Feedback Wanted on Area Docking Ideas

Because a lot of Linux WM’s use the same functionality. He is very used to this way of working. When I was working with Linux a couple years ago I also found it very easy to get used to and incredibly handy. It’s just yet another option for the user, it doesn’t replace anything. Could you explain why you find it “Instrusive and bad for UX”?

Why not?

I second this. That would increase discoverability a ton.

@Harleya
One thing I realized, if I’m not mistaken, is that the tearing-off function is great for windows side by side, but not overlapping. e.g. when you have a single monitor and are working fullscreen. Although I can imagine the latter not being used often.

1 Like

That explains why Pablo would want it. Sorry, I am not familiar with Linux so I’ll take your word for it that it’s useful.

In Blender though I stand by my statement that it will be for the worse. At least currently. The reasons is because Blender has very complex hotkeys/pie menu system. It’s very powerful but also lacks a lot of functionality needed to make it easy to handle and work with conflicting hotkeys.

I assume you’d need to create another action area around editors borders to capture modifier keys to trigger the behavior which will most likely override your usual hotkeys you’d use in the editor viewport. Which creates layers of complexity and shrinks down the effective action area in the editor for usual hotkeys.

More features doesn’t always mean better. There is already a very good way to control your viewport layout. And you can have more than one saved.

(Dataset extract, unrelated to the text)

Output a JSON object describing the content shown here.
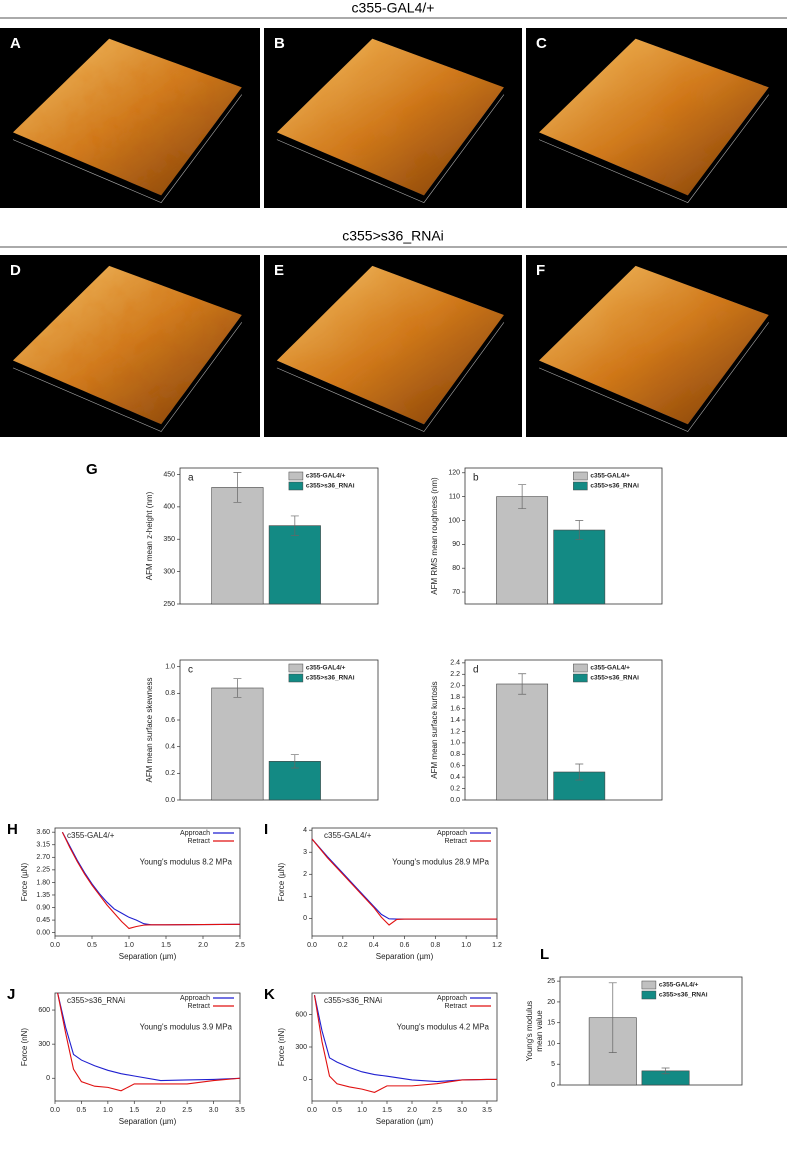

I was observing people who constantly had to change the size of their editors. The behavior is usually very erratic and not productive. Like when a person doesn’t know what he is doing. There is also a part where the user needs more editors on one screen due to the size of the monitor (resolution) or because of workflow needs. The behavior issue is hard to solve. But the other issues is easy to solve with classical tabbed interface which I hope Blender will eventually evolve to fully support. For now workspaces kind of works.

Also this erratic behavior I see from Pablo. I guess it’s personality trait. Neither negative or positive. It’s just what it is. He is the only Blender user I’ve seen who still uses Blender option to resize properties panels on the fly. Which I personally think this functionality should be remove since it breaks the consistency of UI. But it’s my personal opinion.

The same reason as @SpookyDoom said. I have established working layouts and in case I absolutely need an editor in a separate window I’d like a copy of it and leave my original layout as is. Not destroying it.

But I also agree that this behavior could probably benefit from a key modifier to either tear out completely or make a copy of the editor. Probably needs further discovery.

I’d also have to test it in practice, really but in theory I can imagine it being fine with a hotkey. May take some getting used to but then again you have to use a hotkey now as well.

Stupid idea … why not make it a hold-toggle hotkey? If you release the mouse while pressing the hotkey down it will tear out or reintegrate the viewport into another one. If you release the hotkey before ending the action/releasing LMB then it makes a copy. Or maybe inverse if it’s more consistent.

Only problem here being that this is possibly going agains current Blender conventions, again.

Now fixed in D14166, so it works as well as it does in D14173.

Current version also now keeps the current behavior when you select “Duplicate Area Into New Window” from each area’s Header Context Menu, so leaves the source area in place. It only moves the source area when shift-dragging from the corner action zones.

1 Like

Perfect. I’ll try to find the time to test this week-end.